Ultimately, psychoanalysis failed to move from the realm of proto-science to that of methodologically well founded science, and got relegated rather to the back channel of pseudoscience by the hubris of its founder. And yet, if Freud had relied on good science, his program of interpreting literature in terms of the basic themes of human nature, and even his willingness to let literature inform his understanding of those themes, may have matured into a critical repertoire free of the obscurantist excesses and reality-denying absurdities of postmodernism. (Anthropologist Clifford Geertz once answered a postmodernist critic of his work by acknowledging that perfect objectivity is indeed impossible, but then so is a perfectly germ-free operating room; that shouldn’t stop us from trying to be as objective and as sanitary as our best methods allow.)

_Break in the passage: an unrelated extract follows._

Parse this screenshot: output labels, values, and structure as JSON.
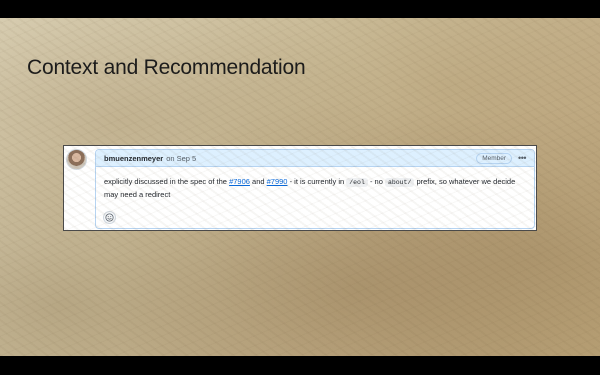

Critics could feasibly study the production of novels by not just one or a few authors, but a large enough sample—possibly extending across cultural divides—to analyze statistically. They could pose questions systematically to even larger samples of readers. And they could identify the themes in any poem or novel which demonstrate the essential (in the statistical sense) concerns of humanity that have been studied by behavioral scientists, themes like status-seeking, pair-bonding, jealousy, and even the overwhelming strength of the mother-infant bond. “The human race has produced only one successfully validated epistemology,” writes Frederick Crews (362). That epistemology encompasses a great variety of specific research practices, but they all hold as inviolable the common injunction “to make a sharp separation between hypothesis and evidence” (363). Despite his claims to scientific legitimacy, Freud failed to distinguish himself from other critical theorists by relying too much on his own intuitive powers, a reliance that all but guarantees succumbing to the natural human tendency to discover in complex fields precisely what you’ve come to them seeking.